Strangely, there were few conflicting indicators leading up to the fateful day. On the wall of her bedroom, she had a list of what she treasured most. It said; “Mom and Dad, Wisdom, Kyle, Honesty, Pets, Life, Dance and sobriety.” She also had several future dates marked on her calendar, such as her birthday and other future activates. She did have future plans, and she gave every indication that she was determined to get better.
When her father was asked, what the most frustrating part of their seeking help was for Jessica, he did not hesitate “I could not get her the long term help she needed, which was at least a thirty day stay in a facility.” This is a common challenge for parents and loved ones. The facilities for long term care for Jessica are decidedly limited in number. There is little doubt that she did in fact need that long term care in a facility that would have monitored her medication closely, and allowed it the time needed to stabilize her. If that would have occurred, along with acceptance of her chronic illness, there was a strong likelihood of her recovery.
There is one message that must be conveyed to the medical providers who insisted that Jessica’s issues were not mental, but drug related. In her autopsy report, there were no illicit drugs in her system. All that her toxicology report showed was the medication that these professionals prescribed. Yet, the medication that in the past, was never given a chance to work!

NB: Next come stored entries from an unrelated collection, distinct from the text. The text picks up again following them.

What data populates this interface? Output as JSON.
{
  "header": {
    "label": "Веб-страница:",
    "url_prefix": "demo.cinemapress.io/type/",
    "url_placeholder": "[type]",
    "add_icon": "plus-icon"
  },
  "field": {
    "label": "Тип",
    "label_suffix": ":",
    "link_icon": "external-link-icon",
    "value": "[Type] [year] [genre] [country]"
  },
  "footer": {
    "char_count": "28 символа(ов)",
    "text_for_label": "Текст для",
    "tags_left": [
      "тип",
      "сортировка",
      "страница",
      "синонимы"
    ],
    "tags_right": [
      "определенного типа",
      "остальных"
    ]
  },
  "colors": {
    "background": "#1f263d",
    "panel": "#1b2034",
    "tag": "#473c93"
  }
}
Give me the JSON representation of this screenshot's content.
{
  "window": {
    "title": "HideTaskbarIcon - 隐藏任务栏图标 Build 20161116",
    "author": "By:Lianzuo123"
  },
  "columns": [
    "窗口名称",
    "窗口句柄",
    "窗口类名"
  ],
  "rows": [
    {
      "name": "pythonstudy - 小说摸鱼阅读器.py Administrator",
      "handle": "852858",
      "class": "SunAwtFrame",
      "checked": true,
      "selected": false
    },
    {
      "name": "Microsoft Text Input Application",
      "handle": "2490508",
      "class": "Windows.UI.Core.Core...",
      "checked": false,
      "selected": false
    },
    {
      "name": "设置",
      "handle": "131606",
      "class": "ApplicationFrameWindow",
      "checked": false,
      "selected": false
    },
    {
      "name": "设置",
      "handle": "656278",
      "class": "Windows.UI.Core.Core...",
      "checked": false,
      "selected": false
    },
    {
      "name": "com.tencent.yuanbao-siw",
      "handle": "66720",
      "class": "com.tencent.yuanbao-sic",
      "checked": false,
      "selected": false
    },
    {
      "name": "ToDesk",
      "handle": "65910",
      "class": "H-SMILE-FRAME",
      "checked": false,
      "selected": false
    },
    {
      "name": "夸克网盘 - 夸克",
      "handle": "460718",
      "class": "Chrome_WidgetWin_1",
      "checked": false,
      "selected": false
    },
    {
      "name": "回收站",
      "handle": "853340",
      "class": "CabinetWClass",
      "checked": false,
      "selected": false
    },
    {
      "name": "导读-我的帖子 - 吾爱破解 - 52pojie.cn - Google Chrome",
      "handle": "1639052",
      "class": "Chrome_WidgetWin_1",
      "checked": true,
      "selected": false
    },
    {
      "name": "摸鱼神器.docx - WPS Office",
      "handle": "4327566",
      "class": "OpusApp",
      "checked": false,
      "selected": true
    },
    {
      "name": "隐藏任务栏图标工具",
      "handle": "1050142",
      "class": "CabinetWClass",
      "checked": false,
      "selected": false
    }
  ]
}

If I were to write an epilogue to this story, two issues stand out. First, the intense and tireless desire of her parents who never gave up in their attempts to find the proper help for their daughter. They are two loving, and now grieving people who are now committed to helping others avoid a similar fate. They did everything humanely possible to help Jessica defeat this relentless disease.
The second issue is to ask a simple question. When will the leaders of this State decide to finally make some positive enhancements to the mental health system? First, begin the process of making readily available treatment available to everyone. Next, it is time to MANDATE the treat them and street them mentality of the medical profession end immediately! If people think that this system is working, I know two people in Vermilion who bear witness to the pain that this barbaric system can create! Hopefully, someone in Columbus is listening!